I know it’s optional but I want to train my model anyways.
So I cloned the Github repo from step 1, above, and downloaded to a different folder from the repo used to generate synthetic data from the previous section. This repo does NOT contain “/workspace/tao-experiments/palletjack_sdg/palletjack_data/distractors_warehouse/Camera/rgb” etc. So when ran local_train.ipynb from this repo it gave me that error.

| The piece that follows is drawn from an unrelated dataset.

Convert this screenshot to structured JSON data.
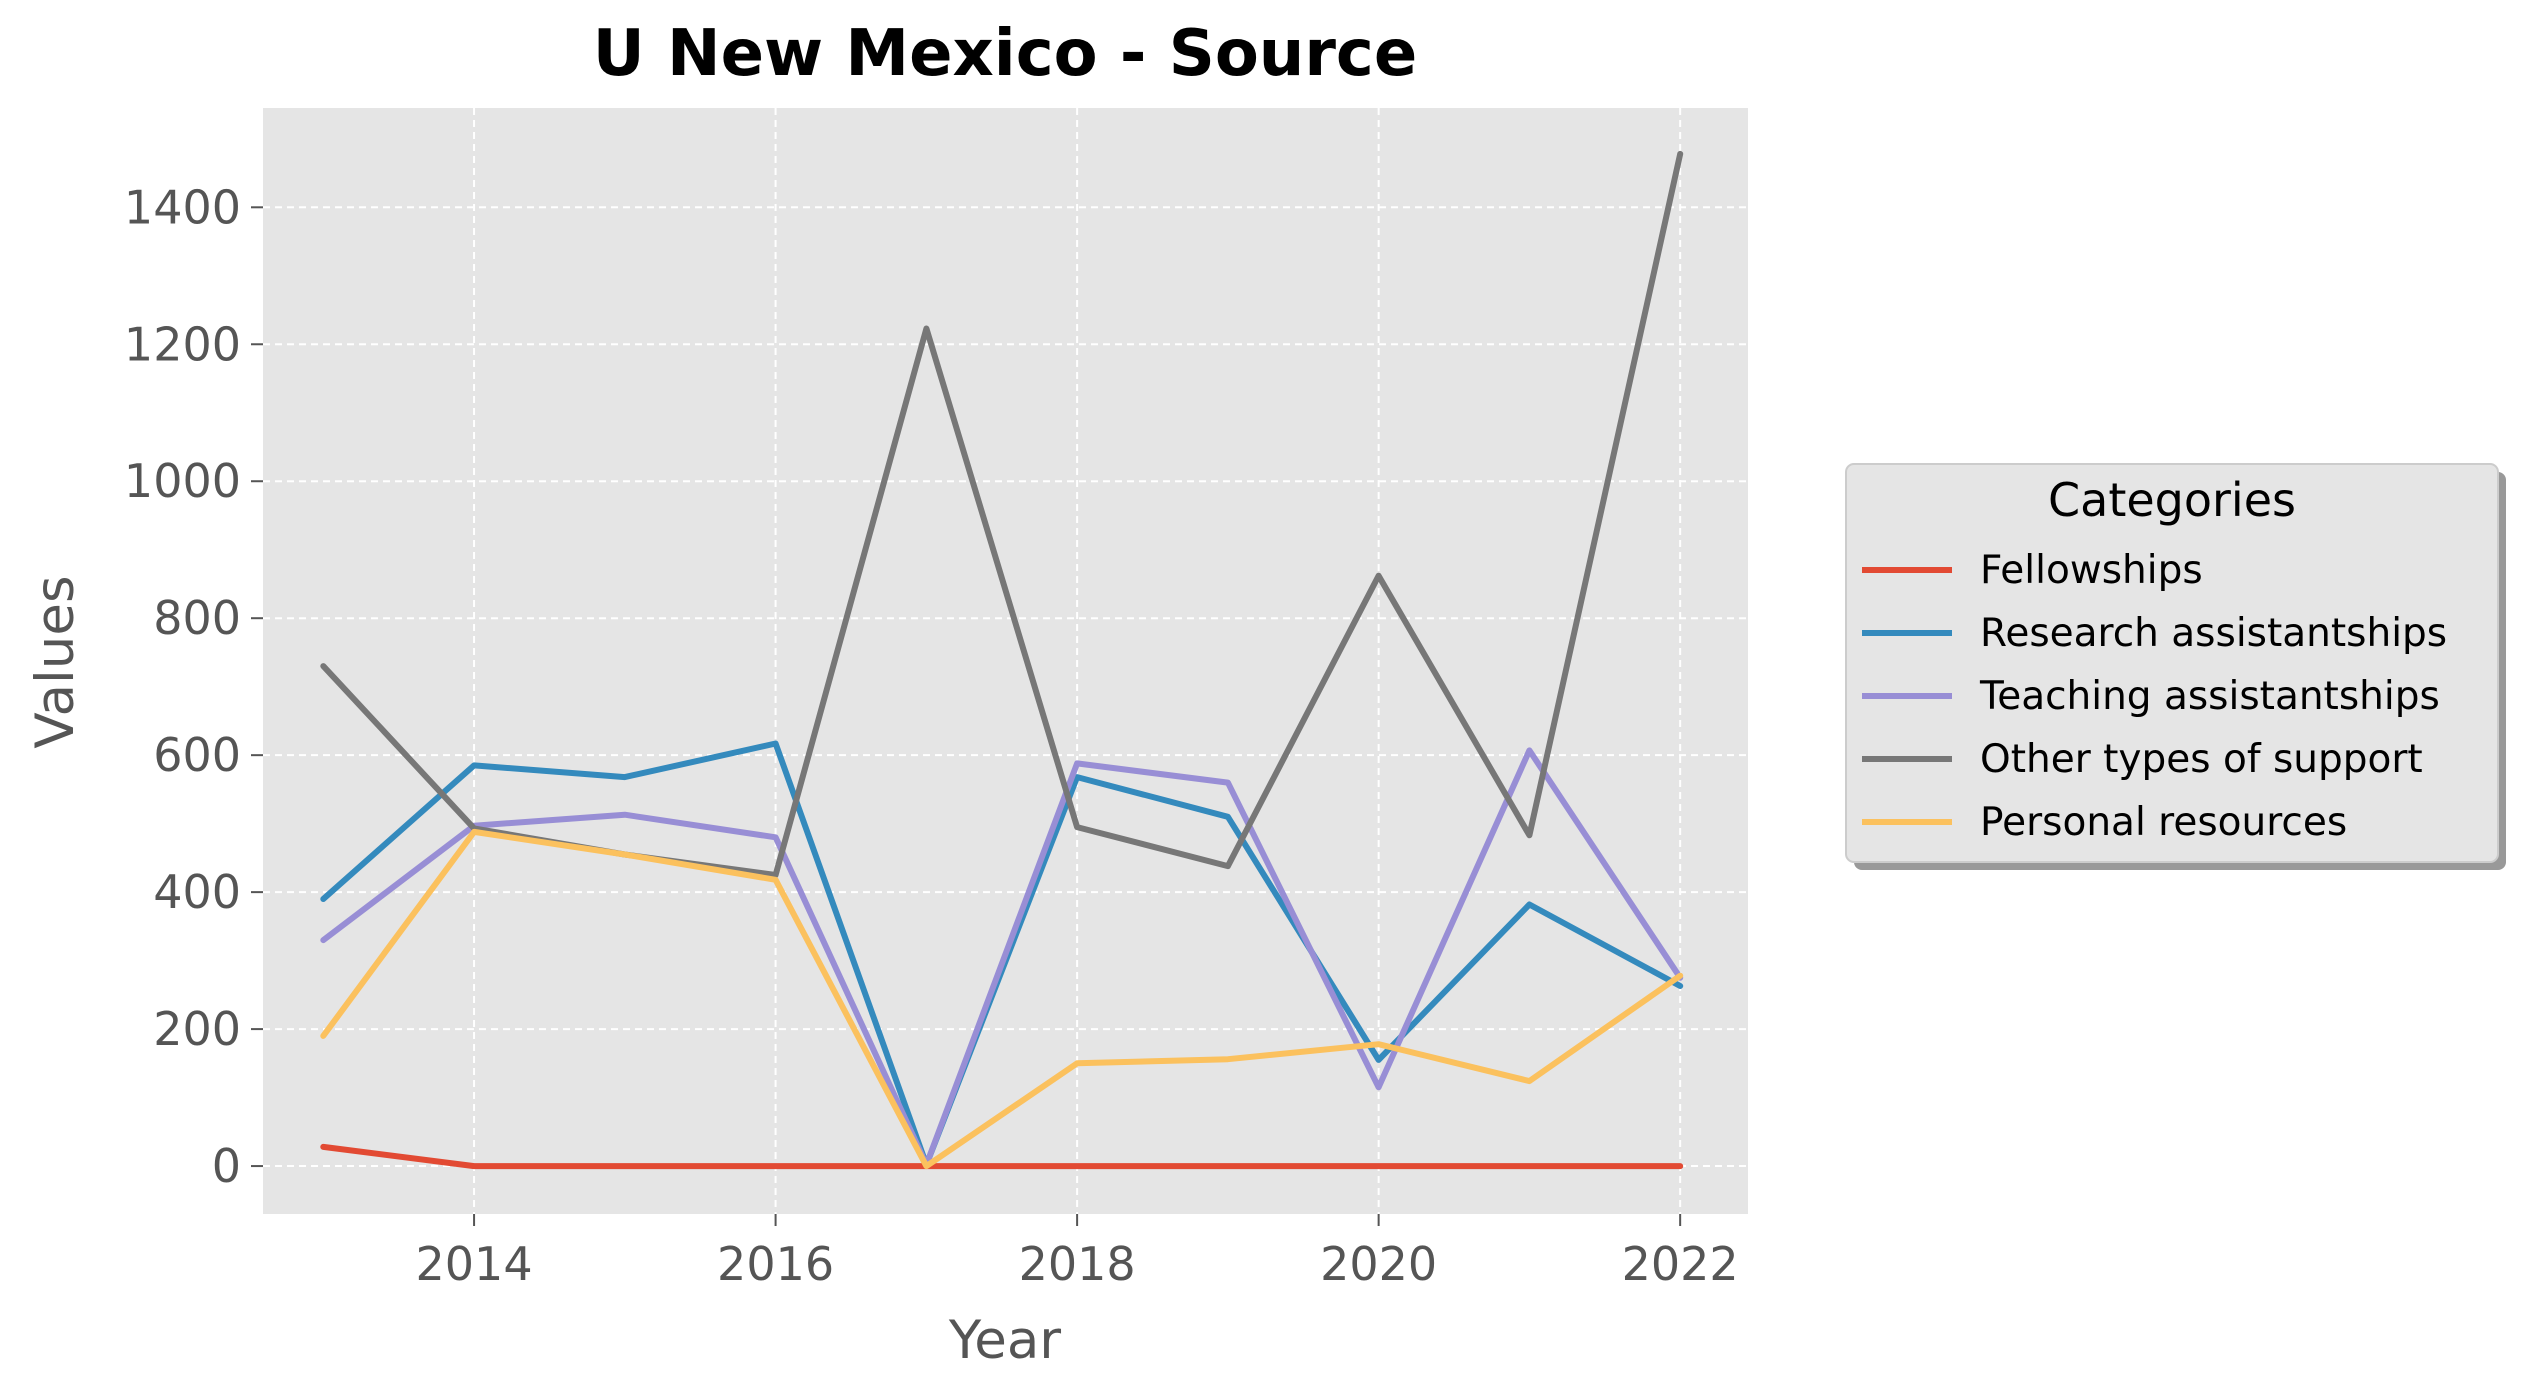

What the exercise should have told me to do is: “go to the folder where you saved the repo from the previous step (where you generate synthetic data) and run local_train.ipynb from there”. This repo DOES contain “/workspace/tao-experiments/palletjack_sdg/palletjack_data/distractors_warehouse/Camera/rgb” and the other needed folders because they were generated during the synthetic data generation step.
Also, we should replace “os.environ[“LOCAL_PROJECT_DIR”] = "<LOCAL_PATH_OF_CLONED_REPO>” with the path for the project ran in the synthetic generation step, not the repo linked from the list above.
Here are the steps that I used to make it work:
0 - Make sure you have completed all the previous steps to generate synthetic data:
. Clone repo: GitHub - NVIDIA-AI-IOT/synthetic_data_generation_training_workflow: Workflow for generating synthetic data and training CV models.
. Configure generate_data.sh
. Run generate_data.sh
1- Open Ubuntu CLI (Linux environment if running on windows)
2- create a separate Conda environment that users python version 3.10: "conda create -n tao-py310 python=3.10
If this environment has already been previously created, skip this step.
3- Activate python 3.10 conda env: “conda activate tao-py310”
4- Connect to Nvidia’s docker container:
. Open docker desktop application and click on the play button on the container
. in the ubuntu cli run “docker login nvcr.io”
. login to the Nvidia container (if already logged user and password were already saved, if not get user (API key) from https://org.ngc.nvidia.com/setup/api-keys and rotate password to get a new password)
. run “docker ps -a” to check active containers.
5- navigate, in Ubuntu CLI, to folder where the GitHub project for synthetic data generation was cloned:
. from project Course | NVIDIA “Generating a Synthetic Dataset Using Replicator > Activity: Understanding Basics of the SDG Script”
6- Open the notebook in this folder from Ubuntu CLI: “jupyter notebook local_train.ipynb --allow-root”
. Copy the URL provided in my web browser, click on the notebook to open
7- inside the notebook, replace "# os.environ[“LOCAL_PROJECT_DIR”] = “<LOCAL_PATH_OF_CLONED_REPO>” by the actual path where I saved my cloned project used during the synthetic data generation step.
8- run all cells in the notebook
In my opinion, the exercise should include the steps I describe above to make it easier to follow and clearer.
In brief, the description and steps in the exercise should be clearer to guide the user through all necessary steps and make it explicit that we need to refer to the repo from the previous step, not the one from the list.